We Don’t Know As Much As We Think We Do About the Economy, Part 3: Don’t Ever Say “A Study Shows” To Prove Anything
I have been discussing what I learned in a podcast in which Jim Manzi cautions people to be very skeptical about the authority of conclusions reached by social scientists, including economists. The point he consistently makes is that, to have reliability, any phenomenon should be repeatable in different situations in different contexts, allowing people to make consistent and reliable non-obvious predictions. One important corollary is not to make too much of a single study — no matter how interesting the result might be, or how much it seems to confirm your pre-existing biases.
We all do this. Here’s a fun real-world example showing why it’s a bad idea.
Economic theory tends to hold that greater choice leads to greater demand and consumption — thus, if you want to sell more, offer more choices to your consumers. But Manzi tells the story of researchers who set out to test this. They ran an experiment in which they set up a table at a grocery store on two successive Saturdays. At the table, they had a selection of jams and jellies. One Saturday they had a selection of six different jams and jellies, and the other Saturday they had 24 varieties. On each day, they asked shoppers to taste their wares, and if they liked them, the shopper would be given a dollar coupon to redeem at the checkout counter to purchase one of the jams or jellies.

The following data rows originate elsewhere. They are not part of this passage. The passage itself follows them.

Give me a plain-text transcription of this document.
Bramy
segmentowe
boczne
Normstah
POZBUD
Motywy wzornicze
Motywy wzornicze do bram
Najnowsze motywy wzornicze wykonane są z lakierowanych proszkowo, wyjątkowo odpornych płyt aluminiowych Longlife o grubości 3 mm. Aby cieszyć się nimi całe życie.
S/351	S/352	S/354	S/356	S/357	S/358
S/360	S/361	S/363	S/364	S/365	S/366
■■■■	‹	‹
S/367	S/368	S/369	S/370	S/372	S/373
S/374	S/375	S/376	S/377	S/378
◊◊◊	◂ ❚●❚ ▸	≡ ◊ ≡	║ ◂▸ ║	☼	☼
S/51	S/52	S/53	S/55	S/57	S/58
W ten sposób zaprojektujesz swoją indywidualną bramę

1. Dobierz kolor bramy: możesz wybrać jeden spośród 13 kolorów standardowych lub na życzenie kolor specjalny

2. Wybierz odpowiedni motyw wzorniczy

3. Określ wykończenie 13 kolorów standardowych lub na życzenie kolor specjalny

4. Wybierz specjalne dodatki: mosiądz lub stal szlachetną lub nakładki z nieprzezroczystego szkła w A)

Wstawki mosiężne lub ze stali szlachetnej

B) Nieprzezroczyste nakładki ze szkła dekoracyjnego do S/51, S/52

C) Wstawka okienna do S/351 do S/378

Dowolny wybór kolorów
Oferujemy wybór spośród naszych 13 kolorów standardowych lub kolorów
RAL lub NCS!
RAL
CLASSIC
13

Conventional economic theory would hold that the day where the greater choice was available, a higher percentage of coupons would be redeemed. But the researchers found something counterintuitive and interesting. On the day where they had six different jams or jellies for purchase, fully 30% of the shoppers used a coupon to buy jams or jellies. On the day when they had 24 different varieties of jams or jellies, only 3% of shoppers redeemed the coupon.
Fascinating, huh? Reducing choice actually increased sales. You can easily see journalists writing an article that wows the public. Call the Freakonomics guys. Can’t you envision a section of a chapter talking about this surprising result, and discussing the likely reasons for it? Perhaps the shoppers were paralyzed by indecision when presented with so many choices. Valuable information, certainly, for any marketer to know.
Valuable — and almost certainly wrong.
Manzi says it was a mistake to draw sweeping conclusions from this single experiment. After all, look at how extreme the results are.
Can it really be true that all you have to do to increase sales by a factor of 10 is to remove 75% of your supply from your shelves? If this is the case, Manzi says, retailers everywhere are leaving “suitcases of money on the ground.” That is a HUGE effect — and frankly, so remarkable that it should raise a red flag.
The effect was so remarkable, in fact, that people have tried to replicate this experiment using other products, in other contexts, to see if the results can be repeated. And they can’t be. Manzi says that the experiments produuce a wide range of distributions — and that the general trend is that greater choice leads to greater demand.
Remember this the next time a single social science study comes to a conclusion you like. It’s tempting to cite such a study — we’re almost all guilty of this. But I am personally going to try to be aware of this in the future. Unless a phenomenon is proven through repeated observation in different contexts, allowing people to make repeatable, reliable, non-obvious predictions, the result of a social science study should always be viewed with immense skepticism.